A project, now in its final stages of approval, will turn this huge area into a public park, hopefully resolving in the process some of the disputes over land and illegal construction which have embroiled local residents.
Last month, the Haifa District Planning Committee announced that the Alona Park plan, which encompasses an area of 35,000 dunams (equivalent to two-thirds of the area of Tel Aviv ), between Zichron Yaakov to the west and the Trans-Israel Highway to the east, is now open for public purview. Before the project receives final approval, the public will be invited to a hearing to voice its objections.
The plan, drafted by the Greenstein, Har-Gil architecture firm, was jointly initiated by the Jewish National Fund and the nearby regional councils, most prominently the Alona regional council, comprised of Aviel, Amikam and Givat Nili.
The explanatory material attached to the plan, which describes the terrain as "a landscape of rolling, gentle hills," says: "Nature and man have created a harmonious mosaic here, which blends with conditions in the area and with its character. In the Mediterranean landscape, vineyards and woods intermingle, and despite its proximity to densely populated areas, this area is for the most part untouched and unruined by tourism."

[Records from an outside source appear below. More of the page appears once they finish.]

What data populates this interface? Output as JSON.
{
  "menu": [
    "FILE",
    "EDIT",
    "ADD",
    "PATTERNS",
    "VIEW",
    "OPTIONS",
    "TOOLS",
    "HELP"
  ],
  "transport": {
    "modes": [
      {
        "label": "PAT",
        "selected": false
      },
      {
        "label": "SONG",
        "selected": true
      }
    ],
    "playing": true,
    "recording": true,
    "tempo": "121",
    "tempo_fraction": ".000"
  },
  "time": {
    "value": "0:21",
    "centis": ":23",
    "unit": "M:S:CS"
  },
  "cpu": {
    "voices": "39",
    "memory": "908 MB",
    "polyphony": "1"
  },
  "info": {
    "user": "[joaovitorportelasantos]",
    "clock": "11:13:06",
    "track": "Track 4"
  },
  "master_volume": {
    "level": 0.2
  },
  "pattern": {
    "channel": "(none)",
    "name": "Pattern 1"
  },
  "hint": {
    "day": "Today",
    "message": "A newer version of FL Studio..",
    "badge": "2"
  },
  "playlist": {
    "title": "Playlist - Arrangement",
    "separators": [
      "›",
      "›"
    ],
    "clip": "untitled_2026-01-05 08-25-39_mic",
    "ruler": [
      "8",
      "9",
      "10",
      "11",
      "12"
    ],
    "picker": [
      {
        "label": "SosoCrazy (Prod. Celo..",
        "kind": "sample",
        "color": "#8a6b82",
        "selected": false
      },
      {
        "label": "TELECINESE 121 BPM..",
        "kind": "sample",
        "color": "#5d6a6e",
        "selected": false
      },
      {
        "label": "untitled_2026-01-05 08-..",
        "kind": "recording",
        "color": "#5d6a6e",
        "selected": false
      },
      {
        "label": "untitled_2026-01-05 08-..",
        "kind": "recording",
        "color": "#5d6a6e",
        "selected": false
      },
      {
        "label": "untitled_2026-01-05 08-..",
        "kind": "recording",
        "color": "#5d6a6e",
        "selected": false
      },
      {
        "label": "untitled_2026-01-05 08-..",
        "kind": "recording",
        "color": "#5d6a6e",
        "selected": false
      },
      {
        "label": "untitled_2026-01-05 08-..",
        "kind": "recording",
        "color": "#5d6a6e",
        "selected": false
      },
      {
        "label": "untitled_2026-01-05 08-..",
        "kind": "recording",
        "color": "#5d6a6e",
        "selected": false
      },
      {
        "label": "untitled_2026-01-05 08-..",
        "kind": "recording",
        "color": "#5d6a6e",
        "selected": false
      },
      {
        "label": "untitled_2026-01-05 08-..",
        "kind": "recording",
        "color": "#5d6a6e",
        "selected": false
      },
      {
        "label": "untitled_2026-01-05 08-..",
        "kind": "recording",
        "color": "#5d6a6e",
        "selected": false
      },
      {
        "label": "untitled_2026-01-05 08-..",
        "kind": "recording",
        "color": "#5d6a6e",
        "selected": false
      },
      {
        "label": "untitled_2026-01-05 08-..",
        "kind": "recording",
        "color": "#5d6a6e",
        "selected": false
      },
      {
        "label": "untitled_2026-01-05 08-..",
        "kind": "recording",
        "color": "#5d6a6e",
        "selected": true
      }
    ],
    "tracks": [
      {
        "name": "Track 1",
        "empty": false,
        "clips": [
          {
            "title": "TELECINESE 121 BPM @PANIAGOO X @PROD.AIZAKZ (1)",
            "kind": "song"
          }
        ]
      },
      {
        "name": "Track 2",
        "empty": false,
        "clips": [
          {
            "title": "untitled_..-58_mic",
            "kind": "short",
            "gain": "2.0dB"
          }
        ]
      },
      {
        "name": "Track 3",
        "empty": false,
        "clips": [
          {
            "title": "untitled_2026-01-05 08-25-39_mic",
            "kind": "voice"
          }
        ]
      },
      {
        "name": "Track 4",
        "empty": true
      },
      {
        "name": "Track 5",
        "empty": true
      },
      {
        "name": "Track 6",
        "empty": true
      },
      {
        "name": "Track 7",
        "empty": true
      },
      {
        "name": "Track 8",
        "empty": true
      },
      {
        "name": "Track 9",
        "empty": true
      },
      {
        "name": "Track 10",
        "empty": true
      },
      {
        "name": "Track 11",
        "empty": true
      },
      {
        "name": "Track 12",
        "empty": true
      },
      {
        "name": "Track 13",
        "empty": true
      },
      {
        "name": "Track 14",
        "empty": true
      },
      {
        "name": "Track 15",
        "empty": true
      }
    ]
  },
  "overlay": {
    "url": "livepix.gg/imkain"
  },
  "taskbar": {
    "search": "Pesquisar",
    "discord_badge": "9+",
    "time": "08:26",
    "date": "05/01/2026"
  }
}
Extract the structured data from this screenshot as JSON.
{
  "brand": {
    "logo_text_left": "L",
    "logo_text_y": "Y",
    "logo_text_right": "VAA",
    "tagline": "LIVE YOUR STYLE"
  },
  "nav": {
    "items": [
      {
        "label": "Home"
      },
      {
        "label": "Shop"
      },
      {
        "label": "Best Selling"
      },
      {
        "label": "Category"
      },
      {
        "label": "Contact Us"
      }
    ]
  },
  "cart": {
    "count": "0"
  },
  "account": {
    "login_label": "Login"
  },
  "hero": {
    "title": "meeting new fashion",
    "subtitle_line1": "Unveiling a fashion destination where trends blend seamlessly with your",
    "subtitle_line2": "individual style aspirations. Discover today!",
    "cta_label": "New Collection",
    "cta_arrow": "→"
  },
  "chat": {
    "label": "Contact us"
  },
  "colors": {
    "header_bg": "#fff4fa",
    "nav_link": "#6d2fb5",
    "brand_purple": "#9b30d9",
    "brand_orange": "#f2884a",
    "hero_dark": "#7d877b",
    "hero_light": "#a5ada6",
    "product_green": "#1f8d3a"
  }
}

Shlomo Brand, director of the region for the Jewish National Fund, says the Alona Park plan will significantly expand the area of Israel's nature reserves, thanks to a tract that will be defined as a reserve near the Nahal Taninim stream, which runs through the park. Nahal Taninim is one of the only creeks in the country to empty into the sea that remains relatively clean and preserved.
"This park will complete a continuum of preserved areas, including the Carmel to the north and Ramat Menashe to the east," says Brand. "It will remain preserved for the most part, but we will prepare a central route for outings that will make it possible to reach various areas. The farmers will be able to continue to cultivate the lands they are cultivating now and to graze, in accordance with the plan."
Regulating activities of local residents is likely to prove challenging, as quite a few have grown accustomed to using the land in ways that are potentially damaging. One resident, for example, has erected structures meant to be used as chicken coops, without obtaining the proper permits. Other farmers recently put up fences, ostensibly to prevent damage to their cattle, which enable them to take over lands without being subjected to the usual restrictions.
About two months ago, residents from the area of Amikam sued a moshav member Guri Rosen. A friend of Yoav Galant's, Rosen helped the former army chief-of-staff designate plant olive trees on the agricultural tract that has since become famous. The suit stipulates, among other things, that Guri encroached on areas adjacent to the moshav to maintain his herd of cattle, causing environmental damage to the land. Rosen is scheduled to submit his response by the end of the month.
Brand notes that one of the objectives of the new plan is to allow flocks and cattle to graze in order to thin out vegetation and prevent fires, but at the same time, prevent the type of over-grazing that once plagued the Mount Horshan area of the park. Special tracts in the area are now being fenced off by scientists from the Volcani Agricultural Research Institute to study the development of vegetation in these parts compared with vegetation in other parts of the area where cattle graze extensively. In the fenced off areas, where cattle do not enter, it turns out, vegetation is abundant, while in the areas where they graze, heavy damage to plant life has been reported.
Efforts will also be made to preserve the system of winter pools set up in the park by the Nature and Parks Authority, a system meant to recreate the winter pools that used to be there and dried up. In addition, it is hoped that these preservation efforts will facilitate the free movement of different sorts of wildlife, including Carmel deer, hyenas, wild boar and rabbits.